In addition, in brain diseases including Alzheimer's disease and brain injury, MAO-B promotes the metabolic process of putrescine in reactive astrocytes, resulting in the production of excess GABA. GABA, as a representative inhibitory neurotransmitter, is known to be secreted from reactive astrocytes, inhibiting neuronal activity and causing memory impairment in Alzheimer's disease. Therefore, MAO-B inhibitors act as inhibitors of GABA production by astrocytes and have the effect of restoring nerve signal transduction and brain function.

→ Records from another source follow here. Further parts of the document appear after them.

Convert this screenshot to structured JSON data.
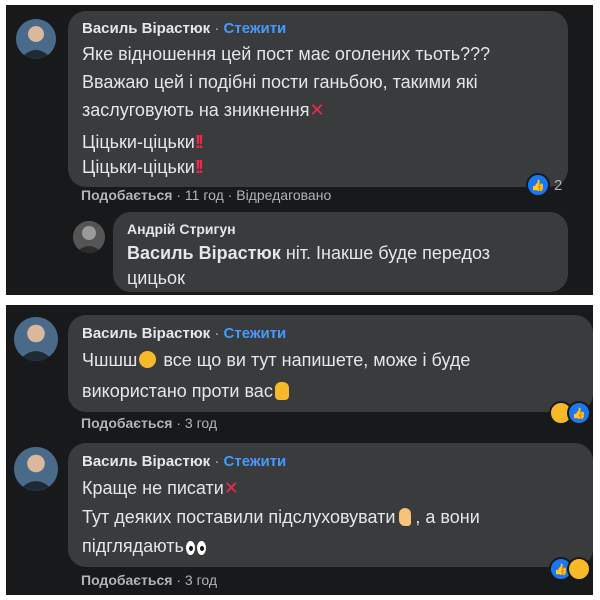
{
  "top_panel": {
    "comment1": {
      "author": "Василь Вірастюк",
      "separator": "·",
      "follow": "Стежити",
      "lines": [
        "Яке відношення цей пост має оголених тьоть???",
        "Вважаю цей і подібні пости ганьбою, такими які",
        "заслуговують на зникнення"
      ],
      "line4": "Ціцьки-ціцьки",
      "line5": "Ціцьки-ціцьки",
      "like_label": "Подобається",
      "time": "11 год",
      "edited": "Відредаговано",
      "reaction_count": "2"
    },
    "reply": {
      "author": "Андрій Стригун",
      "mention": "Василь Вірастюк",
      "text1": " ніт. Інакше буде передоз",
      "text2": "цицьок"
    }
  },
  "bottom_panel": {
    "comment2": {
      "author": "Василь Вірастюк",
      "separator": "·",
      "follow": "Стежити",
      "line1a": "Чшшш",
      "line1b": " все що ви тут напишете, може і буде",
      "line2": "використано проти вас",
      "like_label": "Подобається",
      "time": "3 год"
    },
    "comment3": {
      "author": "Василь Вірастюк",
      "separator": "·",
      "follow": "Стежити",
      "line1": "Краще не писати",
      "line2a": "Тут деяких поставили підслуховувати",
      "line2b": ", а вони",
      "line3": "підглядають",
      "like_label": "Подобається",
      "time": "3 год"
    }
  },
  "symbols": {
    "cross": "✕",
    "double_bang": "!!",
    "dot": "·",
    "like": "👍"
  },
  "colors": {
    "panel_bg": "#18191a",
    "bubble_bg": "#3a3b3c",
    "text": "#e4e6eb",
    "muted": "#b0b3b8",
    "follow": "#4599ff",
    "like_blue": "#1877f2",
    "haha_yellow": "#f7b928",
    "red": "#f02849"
  }
}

In the case of irreversible MAO inhibitors such as selegiline, a serious side effect called hypertensive crisis is called hypertensive crisis due to tyramine, the substrate of MAO-B in food, if you are taking a prescription and taking a lot of foods such as cheese. In contrast, reversible and selective MAO inhibitors are known to have fewer side effects.

Therefore, it is reversible and selective to MAO-B, has a good pharmacokinetic profile, has good ADME (absorption, distribution, metabolism, and excretion), and is effective not only for degenerative brain diseases such as depression, Alzheimer's disease, and Parkinson's disease, but also metabolic diseases such as obesity. There is still a need for finding MAO-B inhibitors.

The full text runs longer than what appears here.